Assuming that the first preset time period is 12-00-12 and the time duration is 1 minute, the specific implementation steps of the scheme provided by this embodiment can be as shown in fig. 3 b. Firstly, a directory where the log files on the up-down line are located within 1 minute of the first preset time period is obtained, and the directory may include one or more log files on the up-down line. And traversing all the log files of the upper and lower lines under the directory, if the log files which are not analyzed exist, executing log analysis in parallel through one or more analysis threads in a mode of creating a log analysis thread until all the log files of the upper and lower lines within 1 minute of the first preset time period are analyzed.
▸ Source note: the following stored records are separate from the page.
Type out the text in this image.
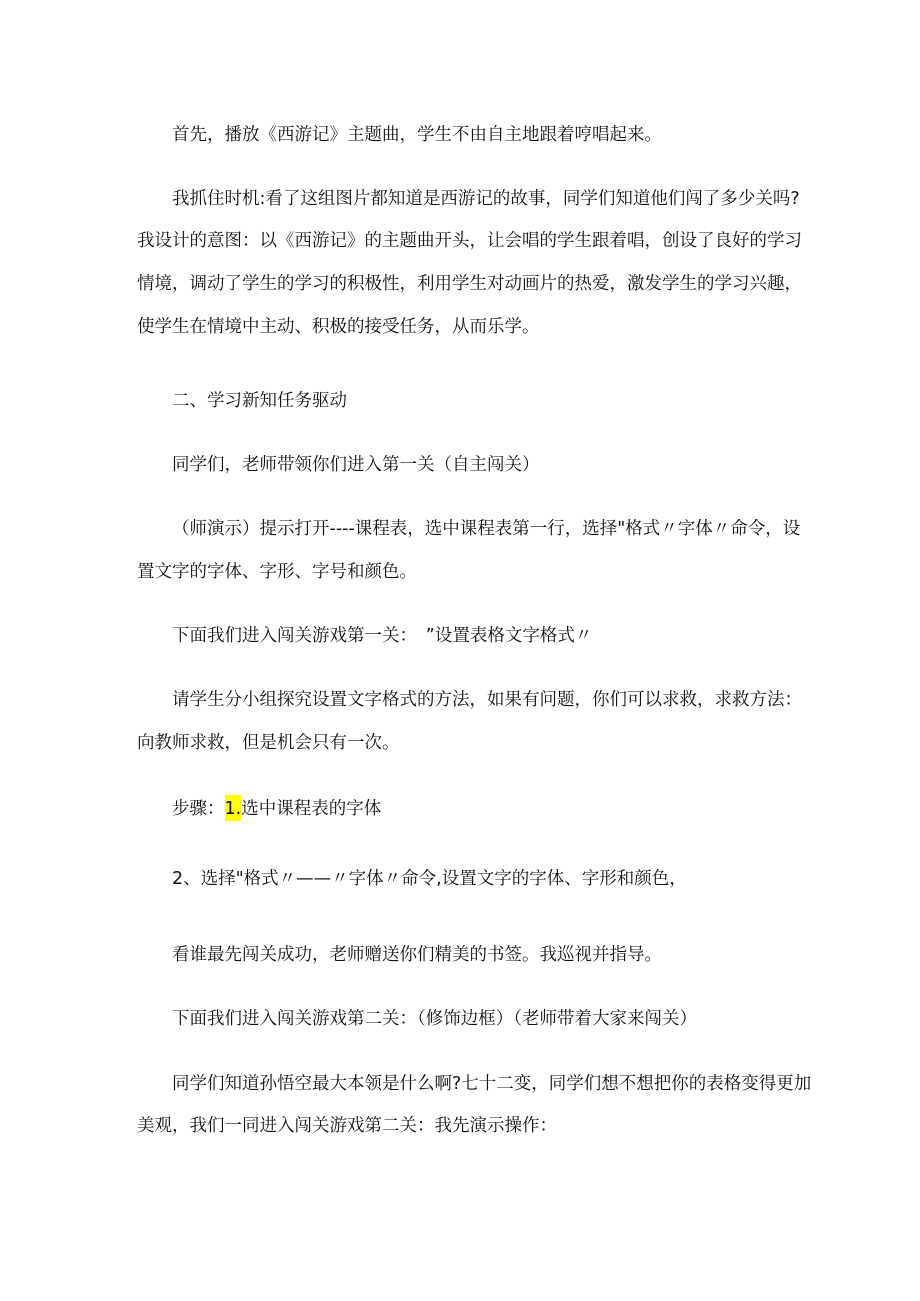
首先，播放《西游记》主题曲，学生不由自主地跟着哼唱起来。
我抓住时机:看了这组图片都知道是西游记的故事，同学们知道他们闯了多少关吗?
我设计的意图：以《西游记》的主题曲开头，让会唱的学生跟着唱，创设了良好的学习
情境，调动了学生的学习的积极性，利用学生对动画片的热爱，激发学生的学习兴趣，
使学生在情境中主动、积极的接受任务，从而乐学。
二、学习新知任务驱动
同学们，老师带领你们进入第一关（自主闯关）
（师演示）提示打开----课程表，选中课程表第一行，选择"格式〃字体〃命令，设
置文字的字体、字形、字号和颜色。
下面我们进入闯关游戏第一关：　”设置表格文字格式〃
请学生分小组探究设置文字格式的方法，如果有问题，你们可以求救，求救方法：
向教师求救，但是机会只有一次。
步骤：1.选中课程表的字体
2、选择"格式〃——〃字体〃命令,设置文字的字体、字形和颜色，
看谁最先闯关成功，老师赠送你们精美的书签。我巡视并指导。
下面我们进入闯关游戏第二关：（修饰边框）（老师带着大家来闯关）
同学们知道孙悟空最大本领是什么啊?七十二变，同学们想不想把你的表格变得更加
美观，我们一同进入闯关游戏第二关：我先演示操作：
And then, the uplink and downlink states of at least one network user in communication connection with the dummy network element can be determined, and the uplink and downlink states of the dummy network element can be further judged.
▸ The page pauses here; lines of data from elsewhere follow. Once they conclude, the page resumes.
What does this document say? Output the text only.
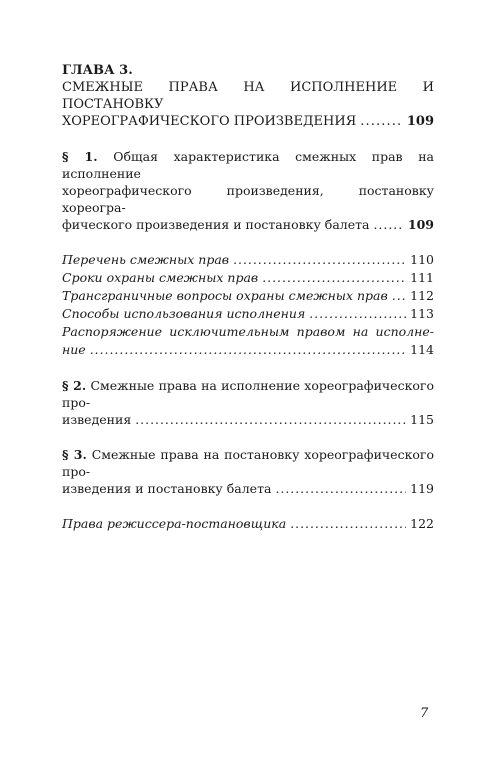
ГЛАВА 3.
СМЕЖНЫЕ ПРАВА НА ИСПОЛНЕНИЕ И ПОСТАНОВКУ
ХОРЕОГРАФИЧЕСКОГО ПРОИЗВЕДЕНИЯ . . .	109
§ 1. Общая характеристика смежных прав на исполнение
хореографического произведения, постановку хореогра-
фического произведения и постановку балета . . .	109
Перечень смежных прав . . .	110
Сроки охраны смежных прав . . .	111
Трансграничные вопросы охраны смежных прав . . . 112
Способы использования исполнения . . .	113
Распоряжение исключительным правом на исполне-
ние . . .	114
§ 2. Смежные права на исполнение хореографического про-
изведения . . .	115
§ 3. Смежные права на постановку хореографического про-
изведения и постановку балета . . .	119
Права режиссера-постановщика . . .	122
7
Based on the solution provided in the foregoing embodiment, optionally, the resource state tree includes a non-leaf node that characterizes a dummy network element of the home wide network and a leaf node that characterizes an uplink and downlink status of the at least one network user, and a connection relationship between the leaf node and the non-leaf node in the resource state tree corresponds to a communication connection relationship between the dummy network element of the home wide network and the at least one network user;
as shown in fig. 4, the step S13 includes:
s41: and updating leaf nodes of the resource state tree according to the up-down state of the at least one network user, so that the leaf nodes carry up-down state information of the network user.
S42: and determining the up-down line state of the dumb network element of the home wide network according to the up-down line state information of the network user carried by the leaf node in the resource state tree and the connection relation between the leaf node and the non-leaf node in the resource state tree.
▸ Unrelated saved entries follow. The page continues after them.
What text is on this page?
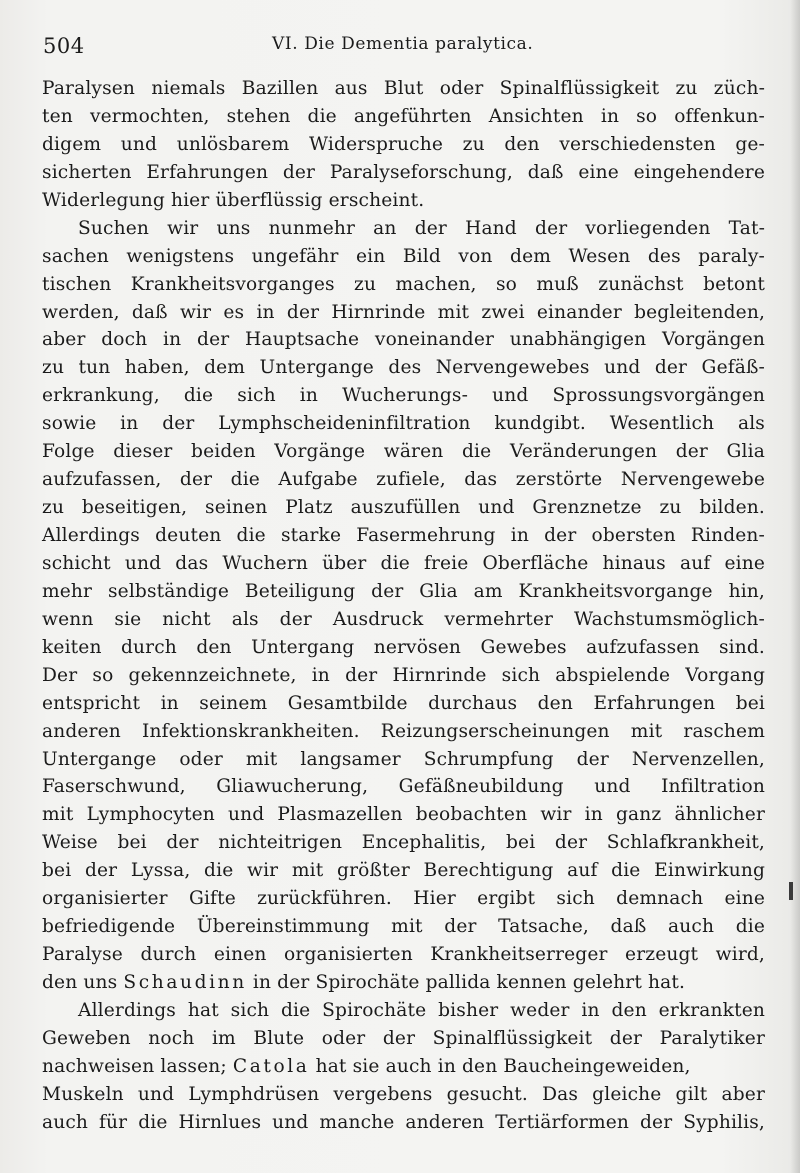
504	VI. Die Dementia paralytica.
Paralysen niemals Bazillen aus Blut oder Spinalflüssigkeit zu züch-
ten vermochten, stehen die angeführten Ansichten in so offenkun-
digem und unlösbarem Widerspruche zu den verschiedensten ge-
sicherten Erfahrungen der Paralyseforschung, daß eine eingehendere
Widerlegung hier überflüssig erscheint.
Suchen wir uns nunmehr an der Hand der vorliegenden Tat-
sachen wenigstens ungefähr ein Bild von dem Wesen des paraly-
tischen Krankheitsvorganges zu machen, so muß zunächst betont
werden, daß wir es in der Hirnrinde mit zwei einander begleitenden,
aber doch in der Hauptsache voneinander unabhängigen Vorgängen
zu tun haben, dem Untergange des Nervengewebes und der Gefäß-
erkrankung, die sich in Wucherungs- und Sprossungsvorgängen
sowie in der Lymphscheideninfiltration kundgibt. Wesentlich als
Folge dieser beiden Vorgänge wären die Veränderungen der Glia
aufzufassen, der die Aufgabe zufiele, das zerstörte Nervengewebe
zu beseitigen, seinen Platz auszufüllen und Grenznetze zu bilden.
Allerdings deuten die starke Fasermehrung in der obersten Rinden-
schicht und das Wuchern über die freie Oberfläche hinaus auf eine
mehr selbständige Beteiligung der Glia am Krankheitsvorgange hin,
wenn sie nicht als der Ausdruck vermehrter Wachstumsmöglich-
keiten durch den Untergang nervösen Gewebes aufzufassen sind.
Der so gekennzeichnete, in der Hirnrinde sich abspielende Vorgang
entspricht in seinem Gesamtbilde durchaus den Erfahrungen bei
anderen Infektionskrankheiten. Reizungserscheinungen mit raschem
Untergange oder mit langsamer Schrumpfung der Nervenzellen,
Faserschwund, Gliawucherung, Gefäßneubildung und Infiltration
mit Lymphocyten und Plasmazellen beobachten wir in ganz ähnlicher
Weise bei der nichteitrigen Encephalitis, bei der Schlafkrankheit,
bei der Lyssa, die wir mit größter Berechtigung auf die Einwirkung
organisierter Gifte zurückführen. Hier ergibt sich demnach eine
befriedigende Übereinstimmung mit der Tatsache, daß auch die
Paralyse durch einen organisierten Krankheitserreger erzeugt wird,
den uns Schaudinn in der Spirochäte pallida kennen gelehrt hat.
Allerdings hat sich die Spirochäte bisher weder in den erkrankten
Geweben noch im Blute oder der Spinalflüssigkeit der Paralytiker
nachweisen lassen; Catola hat sie auch in den Baucheingeweiden,
Muskeln und Lymphdrüsen vergebens gesucht. Das gleiche gilt aber
auch für die Hirnlues und manche anderen Tertiärformen der Syphilis,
In the scheme provided by the embodiment of the application, the resource state tree is updated according to the uplink and downlink states of each network user, and the uplink and downlink states of the network users are represented by each leaf node in the resource state tree in real time, so that the uplink and downlink states of the dumb network element can be determined directly according to the uplink and downlink states represented by each leaf node in the resource state tree in the subsequent step, and the efficiency of determining the uplink and downlink states of the dumb network element is effectively improved.
Based on the solution provided by the foregoing embodiment, optionally, as shown in fig. 5a, step S42 includes:
s51: and when the leaf nodes connected with the target non-leaf node comprise at least one leaf node which represents that the network user is in an on-line state, determining that the dumb network element of the home-wide network represented by the target non-leaf node is in the on-line state.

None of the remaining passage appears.